His addiction was out of control. Now I realize that it was not only alcohol and cocaine, but brain cancer. He had no off switch any longer. And the divorce ended up being the right thing to do financially, but it just never took emotionally. He never moved on. I tried to move on. But I was not ready. I am still not ready. I am lonely though. Not for that first love. That exciting passionate love. No, I remember that kind of love, and that is not what I am lonely for. I am lonely for that love that comes from time, from living through good times and bad. From sharing survival stories as well as joyful stories. The kind of love that allows two people to spend 2 weeks and 5000 miles, yes, 5000 miles on a BMW cross country Paris to Dakar motorcycle and not kill each other. The kind of love, where you cry together at Publix commercials and are not embarrassed but laugh at each other about it until the next commercial. The kind of love where you are so completely exhausted from spending 20 hours on a motorcycle in a place as foreign as any we had ever been and as familiar as the home I grew up in. A place that never got dark, so you never knew to stop riding. There was always something else around the next corner.

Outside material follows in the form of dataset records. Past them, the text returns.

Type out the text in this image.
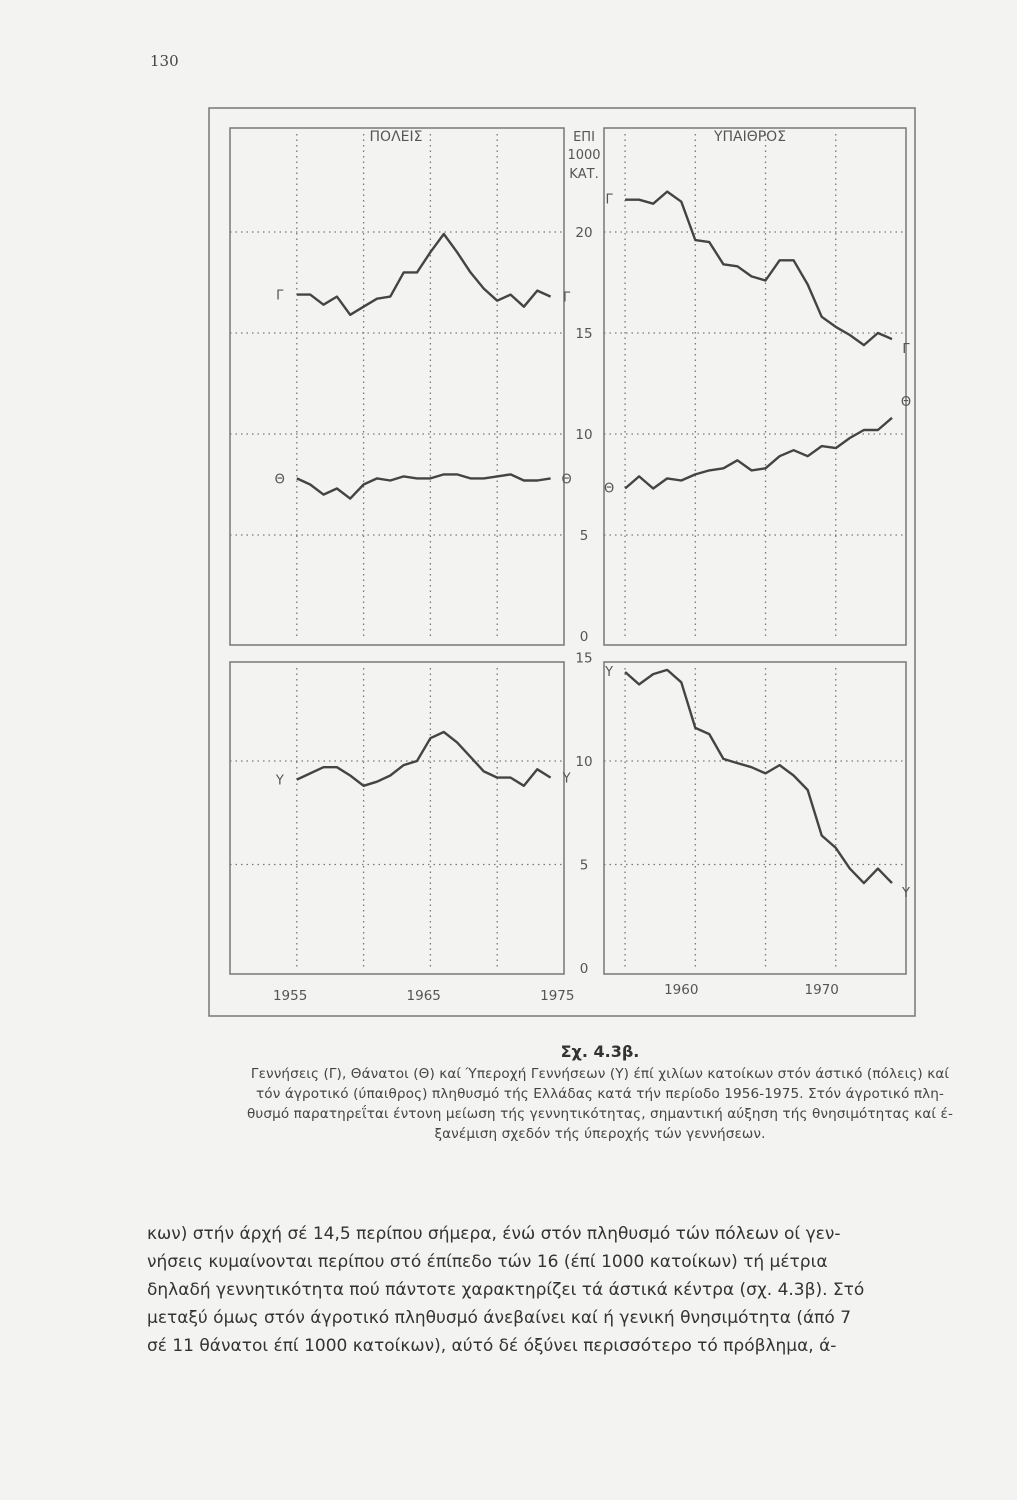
130
0
5
10
15
20
0
5
10
15
1955	1965	1975	1960	1970
ΕΠΙ
1000
ΚΑΤ.
ΠΟΛΕΙΣ	ΥΠΑΙΘΡΟΣ
Γ	Γ
Θ	Θ
Υ	Υ
Γ
Γ
Θ
Θ
Υ
Υ
Σχ. 4.3β.
Γεννήσεις (Γ), Θάνατοι (Θ) καί Ύπεροχή Γεννήσεων (Υ) έπί χιλίων κατοίκων στόν άστικό (πόλεις) καί
τόν άγροτικό (ύπαιθρος) πληθυσμό τής Ελλάδας κατά τήν περίοδο 1956-1975. Στόν άγροτικό πλη-
θυσμό παρατηρεΐται έντονη μείωση τής γεννητικότητας, σημαντική αύξηση τής θνησιμότητας καί έ-
ξανέμιση σχεδόν τής ύπεροχής τών γεννήσεων.
κων) στήν άρχή σέ 14,5 περίπου σήμερα, ένώ στόν πληθυσμό τών πόλεων οί γεν-
νήσεις κυμαίνονται περίπου στό έπίπεδο τών 16 (έπί 1000 κατοίκων) τή μέτρια
δηλαδή γεννητικότητα πού πάντοτε χαρακτηρίζει τά άστικά κέντρα (σχ. 4.3β). Στό
μεταξύ όμως στόν άγροτικό πληθυσμό άνεβαίνει καί ή γενική θνησιμότητα (άπό 7
σέ 11 θάνατοι έπί 1000 κατοίκων), αύτό δέ όξύνει περισσότερο τό πρόβλημα, ά-
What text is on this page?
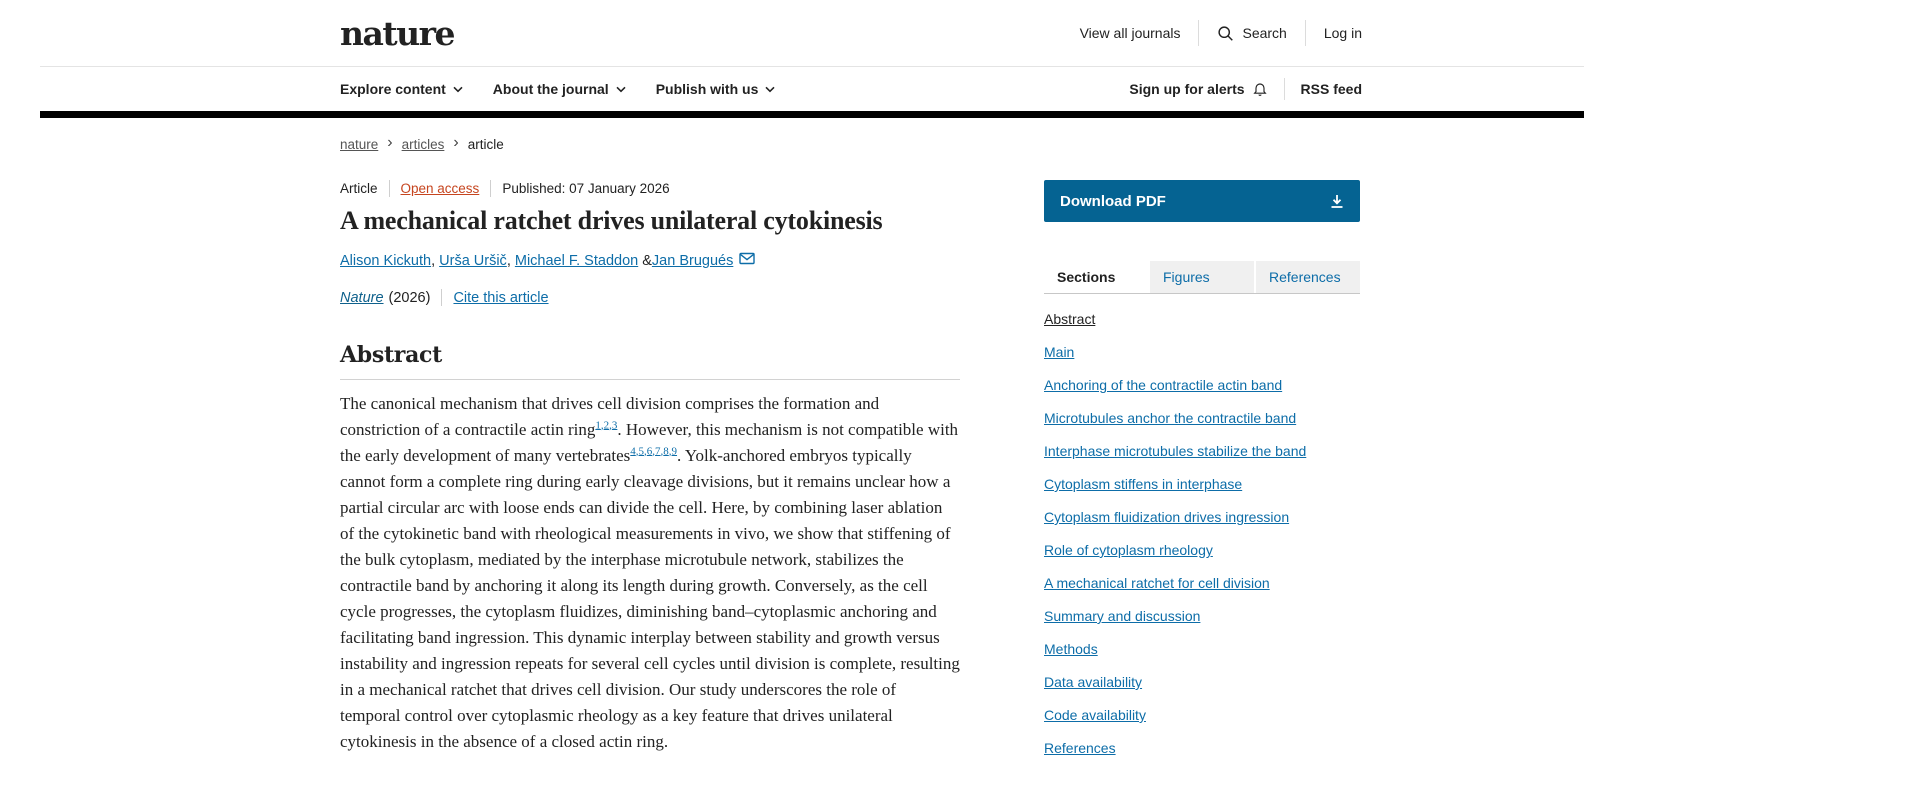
nature	View all journals	Search	Log in
Explore content	About the journal	Publish with us	Sign up for alerts	RSS feed
nature › articles › article
Article Open access Published: 07 January 2026
A mechanical ratchet drives unilateral cytokinesis
Alison Kickuth , Urša Uršič , Michael F. Staddon & Jan Brugués
Nature (2026) Cite this article
Abstract

The canonical mechanism that drives cell division comprises the formation and constriction of a contractile actin ring$^{1,2,3}$. However, this mechanism is not compatible with the early development of many vertebrates$^{4,5,6,7,8,9}$. Yolk-anchored embryos typically cannot form a complete ring during early cleavage divisions, but it remains unclear how a partial circular arc with loose ends can divide the cell. Here, by combining laser ablation of the cytokinetic band with rheological measurements in vivo, we show that stiffening of the bulk cytoplasm, mediated by the interphase microtubule network, stabilizes the contractile band by anchoring it along its length during growth. Conversely, as the cell cycle progresses, the cytoplasm fluidizes, diminishing band–cytoplasmic anchoring and facilitating band ingression. This dynamic interplay between stability and growth versus instability and ingression repeats for several cell cycles until division is complete, resulting in a mechanical ratchet that drives cell division. Our study underscores the role of temporal control over cytoplasmic rheology as a key feature that drives unilateral cytokinesis in the absence of a closed actin ring.

Download PDF
Sections	Figures	References
Abstract
Main
Anchoring of the contractile actin band
Microtubules anchor the contractile band
Interphase microtubules stabilize the band
Cytoplasm stiffens in interphase
Cytoplasm fluidization drives ingression
Role of cytoplasm rheology
A mechanical ratchet for cell division
Summary and discussion
Methods
Data availability
Code availability
References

And years later, as Larry was in Hospice, his life rapidly coming to an end. No way to stop that. Only deal with the pain of 5 tumors spreading and growing and eating him alive. Just weeks ago. We sat there together on his bed and I told him the old stories. I retold the story of Windy, of Spray. The story of Maggie the day he brought her home and he put her in my arms. Of the birth of Harry and Lily. Of our little house on the water. Of the days fishing in a 16 foot boat catching tarpon almost as big as the boat. Of taking trips to the Keys by water, by car, by motor cycle. Of our adventures three times to Alaska, twice on a motorcycle. Of our trip to Honduras to see his family there. Of car trips to the Canadian Maratimes, to Seattle where we missed the turn and ended up in Canada. Of our cross country tours where we stopped even if just for a matter of minutes and a photo in 48 states. Of driving in a parade on Route 66. I am not sure to this day how we ended up in it, but it was fun. Of the time we got blown off the back end of bear brute outside of Sturgis. Of all the places we visited. I think one of his favorite spots was the petrified forest. We also went to Utah to see the wall paintings and the dinosaur foot prints. We spent vacations in mountains and in the Bahamas, in deserts and forests. We saw the tallest, biggest trees together and looked upon both the Pacific and the Atlantic. We slept on ferry boats almost in Russian waters and watched the sunset in Key West. We had a full life together. We were together 25 years. Twenty two of them as husband and wife. We traveled well together. We enjoyed a rich and full life. A life full of adventure and love and ......well, it was complicated in the end.